[slideshow]Resting in the courtyard after the long, hard horseback ride. From L to R – Earl DeMoe, Bob Low, Warren Kay, author, Ray Dillon and a guide. Photo by Dillon
We had breakfast at six and left immediately by car for Milot, a town about seven miles from Cap Haitien. From here we took horses to King Christophe’s “Citadel,” which is on a mountaintop 3000 feet above the sea.
The nag under me was so small that if I stood up he could have walked out from under me. He was also a three-gaited animal – slow, slower, and stop. I fell off within the first ten minutes as we rounded a curve. I had a helluva (sic) time trying to keep my balance. The past was narrow and windy. In places it was paved to some extent and my “Equipoise” slipped once with me flying over his head.
The trip consumed an hour and a half. Three of the boy walked while ten rode. The walkers won the race, but we had more fun.
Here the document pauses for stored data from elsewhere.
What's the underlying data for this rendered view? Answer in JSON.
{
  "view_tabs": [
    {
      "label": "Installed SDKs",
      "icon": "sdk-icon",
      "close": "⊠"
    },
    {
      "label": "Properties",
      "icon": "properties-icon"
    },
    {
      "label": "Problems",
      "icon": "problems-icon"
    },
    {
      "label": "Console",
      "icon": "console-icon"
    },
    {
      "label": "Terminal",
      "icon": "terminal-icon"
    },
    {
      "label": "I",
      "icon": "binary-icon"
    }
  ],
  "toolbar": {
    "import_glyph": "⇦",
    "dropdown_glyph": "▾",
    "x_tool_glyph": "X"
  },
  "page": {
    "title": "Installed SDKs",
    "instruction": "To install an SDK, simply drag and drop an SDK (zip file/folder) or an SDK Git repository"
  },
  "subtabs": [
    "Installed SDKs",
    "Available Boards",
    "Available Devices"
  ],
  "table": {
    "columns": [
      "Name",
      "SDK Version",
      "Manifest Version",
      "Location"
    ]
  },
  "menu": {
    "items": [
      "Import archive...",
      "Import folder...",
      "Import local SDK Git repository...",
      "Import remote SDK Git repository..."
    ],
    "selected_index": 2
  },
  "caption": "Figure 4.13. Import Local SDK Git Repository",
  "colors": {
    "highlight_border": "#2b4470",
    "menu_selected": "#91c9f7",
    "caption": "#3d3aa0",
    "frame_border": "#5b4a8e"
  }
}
The Citadel, one of the mariner’s sights along the coast, is built of solid brick. It was never quite completed, but fifteen years were consumed (1804-1819). Some of the walls are six feet thick. The turrets for the 360 big guns are amazing. The cannon could be pointed in any direction and either lowered or raised. Everything was brought up by maw or horse power. Carrying those guns up the mountainside five and a half miles must have been a terrific undertaking.
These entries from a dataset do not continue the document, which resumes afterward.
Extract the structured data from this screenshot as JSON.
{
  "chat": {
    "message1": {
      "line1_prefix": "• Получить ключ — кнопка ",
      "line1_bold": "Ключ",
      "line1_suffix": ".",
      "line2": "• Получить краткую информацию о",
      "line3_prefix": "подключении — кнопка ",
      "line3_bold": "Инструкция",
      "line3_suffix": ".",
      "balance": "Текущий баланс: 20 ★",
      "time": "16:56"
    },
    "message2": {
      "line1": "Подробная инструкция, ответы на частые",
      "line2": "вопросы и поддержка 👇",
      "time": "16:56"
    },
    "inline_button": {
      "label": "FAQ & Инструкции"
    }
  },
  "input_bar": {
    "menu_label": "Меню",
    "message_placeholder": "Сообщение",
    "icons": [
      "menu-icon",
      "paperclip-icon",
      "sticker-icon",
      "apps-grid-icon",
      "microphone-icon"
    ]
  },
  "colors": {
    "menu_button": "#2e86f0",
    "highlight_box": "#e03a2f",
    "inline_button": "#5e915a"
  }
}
The old buzzard killed himself with a golden bullet when his people refused to bring food to him, and is buried in the courtyard. The place is now used as a prison.
The ride down was wonderful now that it is all over. The colored boy (sic) who kept following me, I couldn’t quite figure whether I got him with the horse or if the horse came with out him, kept poking “Bobby” with a stick and I was afraid that Lightning would start galloping down the hill, but instead he seemed to go in reverse.
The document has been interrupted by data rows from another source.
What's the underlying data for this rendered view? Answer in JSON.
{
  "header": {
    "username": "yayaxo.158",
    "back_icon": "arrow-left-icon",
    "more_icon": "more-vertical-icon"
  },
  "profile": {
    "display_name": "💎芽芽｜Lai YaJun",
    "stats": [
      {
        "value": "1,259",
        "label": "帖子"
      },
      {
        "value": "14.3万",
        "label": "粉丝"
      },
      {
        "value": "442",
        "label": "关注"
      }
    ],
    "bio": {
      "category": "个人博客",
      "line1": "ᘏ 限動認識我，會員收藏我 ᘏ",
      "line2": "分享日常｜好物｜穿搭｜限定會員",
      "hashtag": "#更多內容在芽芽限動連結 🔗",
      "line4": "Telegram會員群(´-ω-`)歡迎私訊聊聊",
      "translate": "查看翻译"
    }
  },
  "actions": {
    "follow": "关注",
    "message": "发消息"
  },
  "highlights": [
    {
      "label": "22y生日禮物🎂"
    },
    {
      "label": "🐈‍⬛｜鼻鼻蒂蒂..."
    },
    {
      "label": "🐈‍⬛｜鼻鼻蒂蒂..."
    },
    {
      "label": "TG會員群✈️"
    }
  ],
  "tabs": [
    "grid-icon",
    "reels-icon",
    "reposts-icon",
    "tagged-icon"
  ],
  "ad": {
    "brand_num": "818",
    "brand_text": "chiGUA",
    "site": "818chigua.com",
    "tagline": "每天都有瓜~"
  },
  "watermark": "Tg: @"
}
This afternoon we went aboard the destroyer USS Simpson and were invited to the movies on board.
This evening Charley, Clint, Bob Low, Bunny and I went in search of voodoos. We hired a taxi and guide for $2 and visited three places.
It was really not voodooing that we saw, but it was close to it. The dance is held outdoors under a thatched-roof structure which had no sides. Candles are suspended from the ceiling and the whole atmosphere is very strange. Three drummers beat out the weirdest rhythm I have ever heard, swing included, and the men and women fling themselves about in wild gyrations.
Around the outside are little booths attended by toothy hags where you can buy liquid candy and spirits. As soon as the natives discover outsiders, the head drummer and his assistant keep pointing their sticks in your direction and that is the signal for you to chip in a little. But for the few cents you pay the show is really good.